In erster Linie hat der Transfer von Halil Altintop eine Aufbruchstimmung erzeugt. Die zwei Siege in Braunschweig und gegen Kiel haben diese nochmal untermauert. Altintop hat im Winter nur bei der U23 von Slavia Prag trainiert, das hat ihn sicher Körner gekostet. Auch wenn er selbst von sich sagt, er könne 90 Minuten spielen, hielt ich die Jokerlösung in den ersten Spielen für angebracht. Jetzt wird es aber Zeit für einen Einsatz von Beginn an, vielleicht schon am Mittwoch.

Du sprachst die zwei Siege in Braunschweig und gegen Kiel bereits an. Am Freitag gab es eine knappe Niederlage gegen unangenehme Sandhäuser. Wie hat sich das Auftreten der Mannschaft unter Michael Frontzeck geändert?
Frontzeck hat gar nicht so viel geändert. Die Mannschaft spielt weitgehend das weiter, was Jeff Strasser in der Vorbereitung trainiert hat. Frontzeck ist mit den beiden Siegen natürlich ein Einstand nach Maß gelungen. Die Niederlage am Freitag gegen Sandhausen war extrem unglücklich und sehr ärgerlich. Aber nach dem Spiel hat man dennoch wieder die von mir angesprochene Aufbruchstimmung gespürt. Die Mannschaft ist was das Auftreten betrifft definitiv eine andere als in 2017. Das hängt natürlich auch in gewisser Weise mit den drei bereits genannten Winterneuzugängen zusammen.
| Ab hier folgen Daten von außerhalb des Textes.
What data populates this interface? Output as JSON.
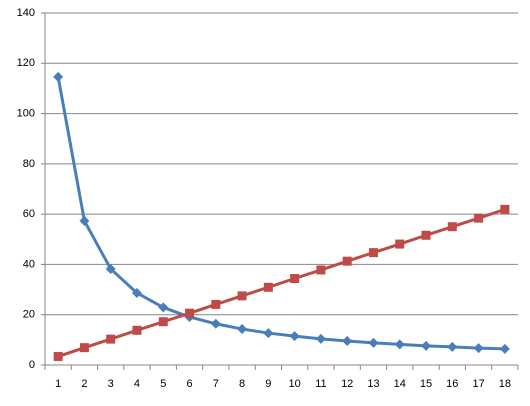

Wie schätzt Du die sportliche Situation vor dem Spiel am Bölle ein? Ist die Hoffnung größer geworden als vor einem Monat?
Ja, die Hoffnung ist definitiv größer. Alle Spiele in diesem Jahr waren ansehnlich und das rettende Ufer ist wieder zu sehen. Da hätten natürlich drei Punkte gegen Sandhausen noch mehr geholfen. Die Stimmung in Kaiserslautern ist aber sicher besser als die in Darmstadt. Nun kommt eine Woche der Wahrheit für den FCK. In Darmstadt und anschließend in Aue müssen eigentlich zwei Siege her, das erscheint mir gefühlsmäßig auch machbar.

Mit Martin Bader ist ein neuer sportlicher Leiter mit reichlich Erfahrung an Bord. Ein Mutmacher, dass im Management endlich Kontinuität und planvolles Handeln einkehren?
In Kaiserslautern muss man mit den von Dir genannten Begriffen echt vorsichtig sein. Aber alles, was ich bisher von Bader selbst – auch in persönlichen Gesprächen – gehört habe, macht sicher Mut. Durch seine Engagements in Nürnberg und Hannover kennt er sich in Traditionsvereinen aus. Das größte Problem, das ich sehe, ist, dass das Umfeld ihm Zeit geben muss. Das und alles weitere wird die Zeit zeigen. Schließlich ist Bader erst die dritte Woche im Amt.

Wie schon so oft: Allerbesten Dank für Deine Einblicke, Flo!